By Robin Ganzert, PhD
As businesses look for ways to connect with consumers’ changing attitudes, there’s one area where consumers are united: They want humane treatment of farm animals. Yet surprisingly, despite the media buzz surrounding companies that have animal welfare programs, it’s an area that’s also wide open for expansion.
According to a survey conducted by my organization, the American Humane Association, 93 percent of Americans say buying products from humanely raised animals is important to them. They report that humane labels are more important to them than others, such as “organic” or “natural.” However, 36 percent say they don’t buy such products because they aren’t available.
Of the 10 billion animals raised on U.S. farms and ranches every year, only a small percentage are certified under an independent humane program. American Humane Certified is the country’s largest farm animal welfare certification program and ensures the humane treatment of more than 1.25 billion farm animals — no small number, to be sure, but there is still a long way to go in providing a humane guarantee to all Americans.

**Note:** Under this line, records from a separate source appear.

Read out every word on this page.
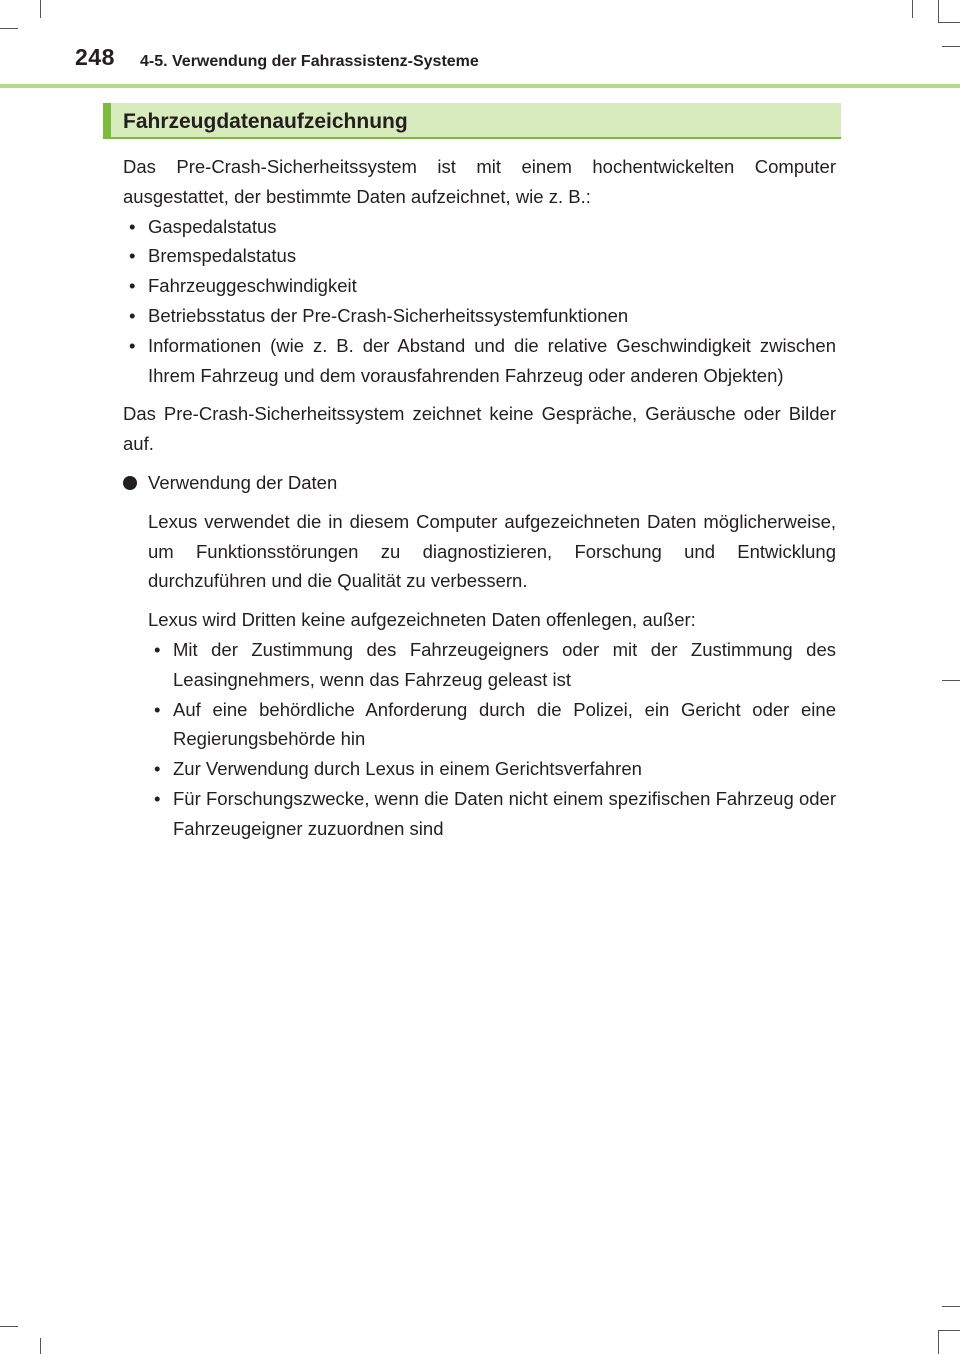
248 4-5. Verwendung der Fahrassistenz-Systeme
Fahrzeugdatenaufzeichnung

Das Pre-Crash-Sicherheitssystem ist mit einem hochentwickelten Computer ausgestattet, der bestimmte Daten aufzeichnet, wie z. B.:

• Gaspedalstatus
• Bremspedalstatus
• Fahrzeuggeschwindigkeit
• Betriebsstatus der Pre-Crash-Sicherheitssystemfunktionen
• Informationen (wie z. B. der Abstand und die relative Geschwindigkeit zwischen Ihrem Fahrzeug und dem vorausfahrenden Fahrzeug oder anderen Objekten)

Das Pre-Crash-Sicherheitssystem zeichnet keine Gespräche, Geräusche oder Bilder auf.

Verwendung der Daten

Lexus verwendet die in diesem Computer aufgezeichneten Daten möglicherweise, um Funktionsstörungen zu diagnostizieren, Forschung und Entwicklung durchzuführen und die Qualität zu verbessern.

Lexus wird Dritten keine aufgezeichneten Daten offenlegen, außer:

• Mit der Zustimmung des Fahrzeugeigners oder mit der Zustimmung des Leasingnehmers, wenn das Fahrzeug geleast ist
• Auf eine behördliche Anforderung durch die Polizei, ein Gericht oder eine Regierungsbehörde hin
• Zur Verwendung durch Lexus in einem Gerichtsverfahren
• Für Forschungszwecke, wenn die Daten nicht einem spezifischen Fahrzeug oder Fahrzeugeigner zuzuordnen sind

The last 15 years have seen an explosion in programs committed to the humane treatment of animals. American Humane Certified was launched in 2000; Chipotle and its animal welfare requirements have been around about the same length of time; Whole Foods’ Global Animal Partnership launched in 2008. Third-party certification programs serve as the nexus between consumer demand and companies that want to supply humanely raised products to customers.
Humanely certified food does cost more, which is a factor in any business decision. But 76 percent of Americans say they are willing to pay more for such products, according to our survey. A Cone Communications issues tracker also found that 69 percent of consumers say that animal welfare is a significant factor in food purchases, matching the results of a separate Texas A&M survey.
Of course, what people say to a pollster and what they do at a grocery store are sometimes two separate things. To find out, Oklahoma State University economists designed a simulation to more realistically measure consumer decision-making on humane food purchasing. They found that consumers were willing to pay more for humanely raised egg and pork products from a variety of farming systems. For instance, consumers were willing to pay 41 cents more per dozen for eggs from hens housed in cages with enriched environments.
The results in the real world are also clear to see. Several major companies have seen success in making the transition to higher animal welfare. One challenge is finding a consistent and reliable source of humanely certified products. Chipotle’s stock took a slight hit recently due to its inability to source pork over the past several months under its internal animal-rearing standards. So, the question arises: Is humanely raised food going to be consistently available?
The answer is yes — if a humane certification program has a broad base of support and isn’t too narrowly tailored. And this is a key distinction. Whole Foods Market has an animal-welfare system for its producers, but Whole Foods also knows that its customers have higher incomes. They can afford to shop from niche farming systems that frankly couldn’t be replicated on a scale to feed our entire country.
In contrast, a broader system must cater to all Americans across income levels. Fortunately, animal welfare and affordability aren’t mutually exclusive. Scientific advisory panels (including ours) have found that there are a number of different methods for raising animals that are humane and affordable. For instance, enriched cages for egg-laying hens only add a penny to the cost of an egg while improving living conditions for the animals.
Adopting a third-party humane certification is not only a way for companies to differentiate themselves — it is something that benefits farmers and producers, meets the growing expectations of consumers, and gives better lives to the animals who feed our nation.
Image: Stock image
Robin Ganzert, PhD, is President and CEO of the American Humane Association.